Antanas Mockus: Now I'll tell you a secret: I drop my pants every evening - in front of my wife.

Deutschlandradio Kultur: Speaking of your wife, your wedding at the time was very special: you got married in a circus on an elephant. Would you do it again if the opportunity presented itself?

Antanas Mockus: Yes! I believe it was an act of freedom that partially offset the disadvantages of a civil marriage versus a church, Catholic, or Jewish marriage. A Jesuit priest and a rabbi were best witnesses. The Jesuit priest uttered the most beautiful sentence when he said that it was not a religious act. That was exactly the touch that made this marriage as strong as it is.

Deutschlandradio Kultur: If you had three wishes - which would they be?

Antanas Mockus: Unconditional respect for human life - let's take a look at Mexico. I value Mexicans very much, they have a lot of self-confidence and are sensitive people and kill each other in a way, which is a contradiction for me. Something went wrong and I urge people to stop killing.

My second wish would be the same applied to Colombia: there is a mixture of extreme violence and pragmatism. We Colombians are strange. We jump from hate to love and from love to hate with ease.

To achieve something we use weapons or unimaginable methods. I would like Colombia to become straightforward, that means that the value of life will finally be appreciated. My third wish is to be able to help shape the history of Latin America.

Deutschlandradio Kultur: Do you mean to create the unity of Latin America?
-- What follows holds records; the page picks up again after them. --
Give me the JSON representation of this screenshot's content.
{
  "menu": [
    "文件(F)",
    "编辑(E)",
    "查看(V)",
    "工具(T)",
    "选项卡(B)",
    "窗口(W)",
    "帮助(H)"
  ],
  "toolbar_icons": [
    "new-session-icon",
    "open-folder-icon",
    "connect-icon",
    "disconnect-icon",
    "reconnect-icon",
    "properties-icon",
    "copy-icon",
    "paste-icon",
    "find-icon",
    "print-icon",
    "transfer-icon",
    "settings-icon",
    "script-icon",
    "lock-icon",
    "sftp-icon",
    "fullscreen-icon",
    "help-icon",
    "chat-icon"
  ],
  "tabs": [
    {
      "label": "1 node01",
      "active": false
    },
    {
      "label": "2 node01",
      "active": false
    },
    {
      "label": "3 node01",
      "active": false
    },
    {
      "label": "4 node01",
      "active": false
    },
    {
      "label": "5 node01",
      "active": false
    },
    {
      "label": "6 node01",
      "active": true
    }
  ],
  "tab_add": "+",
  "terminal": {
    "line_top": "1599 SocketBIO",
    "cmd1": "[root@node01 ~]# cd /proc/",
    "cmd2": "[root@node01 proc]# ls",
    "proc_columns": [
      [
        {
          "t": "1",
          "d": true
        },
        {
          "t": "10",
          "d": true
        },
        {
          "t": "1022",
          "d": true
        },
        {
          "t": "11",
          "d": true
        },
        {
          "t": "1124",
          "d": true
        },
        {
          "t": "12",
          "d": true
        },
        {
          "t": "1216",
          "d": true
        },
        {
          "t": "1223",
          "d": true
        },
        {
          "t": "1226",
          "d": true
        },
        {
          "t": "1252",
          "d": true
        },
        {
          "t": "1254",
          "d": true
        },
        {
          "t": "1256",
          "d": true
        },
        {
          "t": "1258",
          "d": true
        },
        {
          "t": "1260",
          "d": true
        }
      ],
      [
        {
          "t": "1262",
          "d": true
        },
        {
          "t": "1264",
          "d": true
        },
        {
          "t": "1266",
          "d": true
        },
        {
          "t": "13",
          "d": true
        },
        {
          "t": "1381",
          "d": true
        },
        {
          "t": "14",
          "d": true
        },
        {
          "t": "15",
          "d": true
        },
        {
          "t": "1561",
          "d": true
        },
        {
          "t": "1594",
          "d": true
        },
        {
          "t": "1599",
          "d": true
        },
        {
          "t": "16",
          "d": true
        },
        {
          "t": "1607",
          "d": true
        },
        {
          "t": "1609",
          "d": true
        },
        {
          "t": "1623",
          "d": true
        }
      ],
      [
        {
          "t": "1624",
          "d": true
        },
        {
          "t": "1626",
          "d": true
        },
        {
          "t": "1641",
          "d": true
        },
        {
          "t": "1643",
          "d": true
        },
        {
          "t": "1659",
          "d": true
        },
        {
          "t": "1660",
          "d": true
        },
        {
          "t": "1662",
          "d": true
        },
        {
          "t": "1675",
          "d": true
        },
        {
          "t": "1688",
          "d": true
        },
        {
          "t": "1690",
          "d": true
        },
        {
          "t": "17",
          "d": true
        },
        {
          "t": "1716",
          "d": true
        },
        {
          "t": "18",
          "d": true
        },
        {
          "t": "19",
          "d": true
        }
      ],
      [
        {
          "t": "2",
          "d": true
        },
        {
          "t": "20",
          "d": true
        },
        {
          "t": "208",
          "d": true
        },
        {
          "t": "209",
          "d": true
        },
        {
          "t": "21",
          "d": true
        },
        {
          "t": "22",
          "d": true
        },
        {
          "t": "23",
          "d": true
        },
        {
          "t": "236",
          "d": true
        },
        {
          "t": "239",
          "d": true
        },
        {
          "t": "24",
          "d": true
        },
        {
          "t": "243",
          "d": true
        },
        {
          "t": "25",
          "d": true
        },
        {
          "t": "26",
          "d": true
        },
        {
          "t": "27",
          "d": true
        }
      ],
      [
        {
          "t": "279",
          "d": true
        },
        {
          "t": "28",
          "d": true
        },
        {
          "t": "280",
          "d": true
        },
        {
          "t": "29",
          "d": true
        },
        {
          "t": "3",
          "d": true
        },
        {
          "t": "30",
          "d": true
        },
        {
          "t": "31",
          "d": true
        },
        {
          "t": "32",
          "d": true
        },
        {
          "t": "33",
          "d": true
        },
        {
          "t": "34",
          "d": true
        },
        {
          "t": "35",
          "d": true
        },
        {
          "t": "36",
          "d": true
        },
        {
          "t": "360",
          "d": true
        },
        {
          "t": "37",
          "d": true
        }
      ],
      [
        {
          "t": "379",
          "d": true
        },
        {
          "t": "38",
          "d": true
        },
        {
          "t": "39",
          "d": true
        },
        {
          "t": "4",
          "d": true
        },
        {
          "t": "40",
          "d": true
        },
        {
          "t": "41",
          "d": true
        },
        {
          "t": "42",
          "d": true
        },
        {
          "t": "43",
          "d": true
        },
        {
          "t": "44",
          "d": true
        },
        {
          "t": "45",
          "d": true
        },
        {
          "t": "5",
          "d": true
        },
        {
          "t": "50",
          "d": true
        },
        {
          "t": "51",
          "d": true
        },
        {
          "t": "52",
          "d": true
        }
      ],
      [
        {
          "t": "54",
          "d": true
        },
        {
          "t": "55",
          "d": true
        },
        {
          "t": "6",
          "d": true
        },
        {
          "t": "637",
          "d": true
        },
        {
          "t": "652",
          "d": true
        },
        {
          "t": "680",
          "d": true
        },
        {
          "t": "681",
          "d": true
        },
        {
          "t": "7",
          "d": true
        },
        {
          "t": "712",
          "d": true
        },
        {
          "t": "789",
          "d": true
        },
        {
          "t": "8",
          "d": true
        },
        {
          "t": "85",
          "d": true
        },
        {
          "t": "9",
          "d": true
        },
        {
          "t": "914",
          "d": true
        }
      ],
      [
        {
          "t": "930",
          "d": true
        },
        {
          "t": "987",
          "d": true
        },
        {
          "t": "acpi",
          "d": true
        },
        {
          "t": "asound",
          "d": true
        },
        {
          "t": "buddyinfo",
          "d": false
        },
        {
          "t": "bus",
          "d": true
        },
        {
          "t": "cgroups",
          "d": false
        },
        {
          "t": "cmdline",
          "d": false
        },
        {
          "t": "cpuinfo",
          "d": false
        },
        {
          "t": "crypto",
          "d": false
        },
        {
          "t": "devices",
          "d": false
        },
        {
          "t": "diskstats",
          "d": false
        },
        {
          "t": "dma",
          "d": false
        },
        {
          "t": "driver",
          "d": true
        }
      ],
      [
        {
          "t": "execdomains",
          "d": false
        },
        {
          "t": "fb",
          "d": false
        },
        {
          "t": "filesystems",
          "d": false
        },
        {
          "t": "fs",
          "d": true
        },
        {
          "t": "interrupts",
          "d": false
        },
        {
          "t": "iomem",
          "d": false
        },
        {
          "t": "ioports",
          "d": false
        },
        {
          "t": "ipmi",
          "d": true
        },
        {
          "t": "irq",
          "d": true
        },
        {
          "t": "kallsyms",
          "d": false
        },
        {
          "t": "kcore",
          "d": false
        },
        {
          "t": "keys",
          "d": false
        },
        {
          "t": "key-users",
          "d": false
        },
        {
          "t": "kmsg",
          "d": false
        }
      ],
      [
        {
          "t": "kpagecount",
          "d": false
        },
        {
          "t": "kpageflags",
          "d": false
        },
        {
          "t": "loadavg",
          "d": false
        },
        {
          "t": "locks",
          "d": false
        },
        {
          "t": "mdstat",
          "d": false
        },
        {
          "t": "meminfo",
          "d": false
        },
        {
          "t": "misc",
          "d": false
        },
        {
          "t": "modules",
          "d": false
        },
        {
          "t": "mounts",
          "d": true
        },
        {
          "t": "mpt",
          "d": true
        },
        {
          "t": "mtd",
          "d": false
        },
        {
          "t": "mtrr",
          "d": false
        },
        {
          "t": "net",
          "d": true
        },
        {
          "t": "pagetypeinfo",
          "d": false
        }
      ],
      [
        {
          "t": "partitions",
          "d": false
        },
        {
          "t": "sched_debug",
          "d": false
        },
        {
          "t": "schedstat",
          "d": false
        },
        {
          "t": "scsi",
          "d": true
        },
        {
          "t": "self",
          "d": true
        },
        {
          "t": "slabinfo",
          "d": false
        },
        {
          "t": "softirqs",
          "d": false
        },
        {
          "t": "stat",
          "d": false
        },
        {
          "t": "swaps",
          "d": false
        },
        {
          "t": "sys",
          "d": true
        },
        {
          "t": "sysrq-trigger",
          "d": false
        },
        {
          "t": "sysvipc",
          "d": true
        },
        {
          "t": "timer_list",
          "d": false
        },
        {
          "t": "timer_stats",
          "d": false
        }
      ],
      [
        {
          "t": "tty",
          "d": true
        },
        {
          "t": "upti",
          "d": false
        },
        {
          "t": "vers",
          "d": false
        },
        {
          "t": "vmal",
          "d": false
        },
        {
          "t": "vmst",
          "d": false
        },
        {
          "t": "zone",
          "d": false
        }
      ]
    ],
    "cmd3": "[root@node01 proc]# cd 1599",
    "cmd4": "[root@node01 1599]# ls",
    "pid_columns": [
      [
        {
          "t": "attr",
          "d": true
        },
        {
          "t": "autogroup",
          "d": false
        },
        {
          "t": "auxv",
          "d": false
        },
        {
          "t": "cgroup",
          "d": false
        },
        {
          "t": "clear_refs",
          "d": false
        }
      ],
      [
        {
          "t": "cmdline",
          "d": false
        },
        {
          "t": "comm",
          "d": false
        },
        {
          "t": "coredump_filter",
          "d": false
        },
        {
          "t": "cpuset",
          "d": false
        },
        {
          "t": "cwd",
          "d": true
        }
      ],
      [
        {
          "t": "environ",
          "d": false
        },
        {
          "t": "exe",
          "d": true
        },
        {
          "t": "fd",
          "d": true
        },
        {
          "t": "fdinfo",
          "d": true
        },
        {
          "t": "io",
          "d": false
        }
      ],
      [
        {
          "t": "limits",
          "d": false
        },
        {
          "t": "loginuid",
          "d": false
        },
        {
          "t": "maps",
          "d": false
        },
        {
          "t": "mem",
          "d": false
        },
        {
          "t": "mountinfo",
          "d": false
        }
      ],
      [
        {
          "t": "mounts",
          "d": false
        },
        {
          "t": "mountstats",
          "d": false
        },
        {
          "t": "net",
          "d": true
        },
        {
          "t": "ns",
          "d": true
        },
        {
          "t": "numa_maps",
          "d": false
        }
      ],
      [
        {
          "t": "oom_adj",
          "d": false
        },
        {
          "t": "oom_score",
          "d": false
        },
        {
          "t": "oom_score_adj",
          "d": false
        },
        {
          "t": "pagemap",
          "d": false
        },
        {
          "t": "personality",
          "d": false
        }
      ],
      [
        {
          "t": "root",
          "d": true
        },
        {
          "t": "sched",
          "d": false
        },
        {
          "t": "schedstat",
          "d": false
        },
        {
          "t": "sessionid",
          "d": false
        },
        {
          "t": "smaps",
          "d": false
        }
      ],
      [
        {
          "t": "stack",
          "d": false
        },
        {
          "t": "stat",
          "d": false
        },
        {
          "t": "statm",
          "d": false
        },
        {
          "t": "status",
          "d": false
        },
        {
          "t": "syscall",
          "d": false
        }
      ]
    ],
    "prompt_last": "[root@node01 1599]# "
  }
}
Antanas Mockus: I would like that - it's not an easy task, on the one hand because we are all individualists, on the other hand because it is difficult for us to trust each other, but the development of the world seems to demand it.

Deutschlandradio Kultur: We have a European Union that is currently in a major crisis. How do you comment on the crisis in Greece?

Antanas Mockus: If the European Union didn't exist, the crisis would be much worse and the risk of contagion would be automatic. Greece has decisively shaped our reflections on morality. The death, the heroism of Socrates should translate into the maturity of today's Greece.